Technology is more sophisticated now, and the regime isn’t yet quite as oppressive as it was then, although moving in that direction. But that’s not the whole point.
People thirsting for freedom don’t just need information sustenance. They need hope – and since time immemorial that came from that semi-mythical, idealised, loving, caring demiurge: the West.
We weren’t so naïve as to believe the West would provide some tangible help. It’s just that, when we were gagged, imprisoned, committed to punitive madhouses, denied in the twentieth century the kind of liberties Englishmen enjoyed in the thirteenth, we desperately needed to know that somebody cared.
That there was a normal, human world “over the hills”, in the Russian expression, that knew of the horror we lived under and tried to help. We believed there were some people out there, whose morals and principles weren’t wholly denominated in convertible currencies.
The West did little in practical terms, but it did enough for us to know we weren’t alone in the world, face to face with the scowling beast of the worst tyranny ever known.
Those crackling voices of the Voice of America, the BBC or Radio Liberty were a lifebelt we clung on to, knowing that without it we’d drown in the engulfing sea of vomit.
Back in the early 90s Russians no longer had to rely exclusively on Western sources for their intellectual sanity. There existed in Russia some real journalistic outlets, not just on the Internet but also in the papers and even on TV.
However, as the kleptofascist regime so beloved of our ‘right-wingers’ and ‘left-wingers’ alike gathered strength, such outlets were smashed one by one. Independent TV channels were taken over, real newspapers shut down, and the Internet became the most, not to say only, reliable source of information and opinion.
That too came under attack, and all ‘liberal’ on-line publications were blocked, with but a few loopholes remaining.
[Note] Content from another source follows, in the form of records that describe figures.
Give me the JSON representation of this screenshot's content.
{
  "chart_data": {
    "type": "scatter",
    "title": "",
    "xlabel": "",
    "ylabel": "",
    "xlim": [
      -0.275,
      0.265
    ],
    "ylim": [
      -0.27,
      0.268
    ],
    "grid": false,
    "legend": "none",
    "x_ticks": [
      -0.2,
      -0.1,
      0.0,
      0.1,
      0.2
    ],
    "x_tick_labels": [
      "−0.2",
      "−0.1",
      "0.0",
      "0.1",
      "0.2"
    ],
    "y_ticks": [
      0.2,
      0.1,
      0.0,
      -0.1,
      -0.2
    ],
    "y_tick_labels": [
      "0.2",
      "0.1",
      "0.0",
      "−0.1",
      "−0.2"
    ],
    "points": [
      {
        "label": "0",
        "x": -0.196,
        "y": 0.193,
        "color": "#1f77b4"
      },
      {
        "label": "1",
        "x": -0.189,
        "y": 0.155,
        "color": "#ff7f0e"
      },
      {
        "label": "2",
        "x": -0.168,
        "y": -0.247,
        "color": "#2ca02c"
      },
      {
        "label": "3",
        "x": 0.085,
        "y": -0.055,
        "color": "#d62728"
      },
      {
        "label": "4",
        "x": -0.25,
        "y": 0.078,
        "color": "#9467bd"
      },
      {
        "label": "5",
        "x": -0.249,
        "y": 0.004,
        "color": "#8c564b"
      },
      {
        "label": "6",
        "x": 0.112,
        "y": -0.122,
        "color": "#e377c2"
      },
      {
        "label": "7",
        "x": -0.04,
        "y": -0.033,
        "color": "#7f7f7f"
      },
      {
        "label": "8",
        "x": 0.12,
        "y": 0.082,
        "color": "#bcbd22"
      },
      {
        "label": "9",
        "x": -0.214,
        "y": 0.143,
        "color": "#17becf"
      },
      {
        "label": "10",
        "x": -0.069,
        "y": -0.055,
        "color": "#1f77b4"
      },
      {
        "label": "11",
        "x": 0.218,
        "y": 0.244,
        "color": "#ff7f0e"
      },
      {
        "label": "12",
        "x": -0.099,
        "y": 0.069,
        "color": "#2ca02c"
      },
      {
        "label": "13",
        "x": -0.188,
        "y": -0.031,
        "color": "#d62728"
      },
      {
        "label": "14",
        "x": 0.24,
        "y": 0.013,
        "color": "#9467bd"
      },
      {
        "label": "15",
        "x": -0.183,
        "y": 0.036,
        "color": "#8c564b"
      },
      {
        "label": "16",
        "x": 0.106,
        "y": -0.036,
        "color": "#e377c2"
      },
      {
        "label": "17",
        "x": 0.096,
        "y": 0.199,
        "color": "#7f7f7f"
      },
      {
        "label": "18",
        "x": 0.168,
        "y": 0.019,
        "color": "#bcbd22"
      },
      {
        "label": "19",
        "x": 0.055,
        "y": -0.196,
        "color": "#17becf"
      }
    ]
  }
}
Now Putin’s gang has declared a war of mass annihilation against the net too.
Last week the Duma passed (I mean rubberstamped) a law allowing the government to turn off sites based on foreign servers, supposedly to counter the threat of a cyberattack.
Media watchdogs will be able to filter traffic, blocking undesirable sites at will. Effectively the Russians will follow China’s example by cutting off their Internet from the global networks, creating a ‘sovereign’ domain called RuNet.
Yes, the nineteenth century satirist Saltykov-Shchedrin wrote, “The harshness of Russian laws is softened by the slackness of their enforcement”. But then he didn’t live in Soviet or even post-Soviet Russia.
The kleptofascist regime is constantly tightening the information noose around people’s necks, and oppression is the only activity at which it excels. Now the noose will receive an extra tug from Google, that paragon of Western virtue.
There, I thought you’d like to know what ‘enabling access to information’ really means.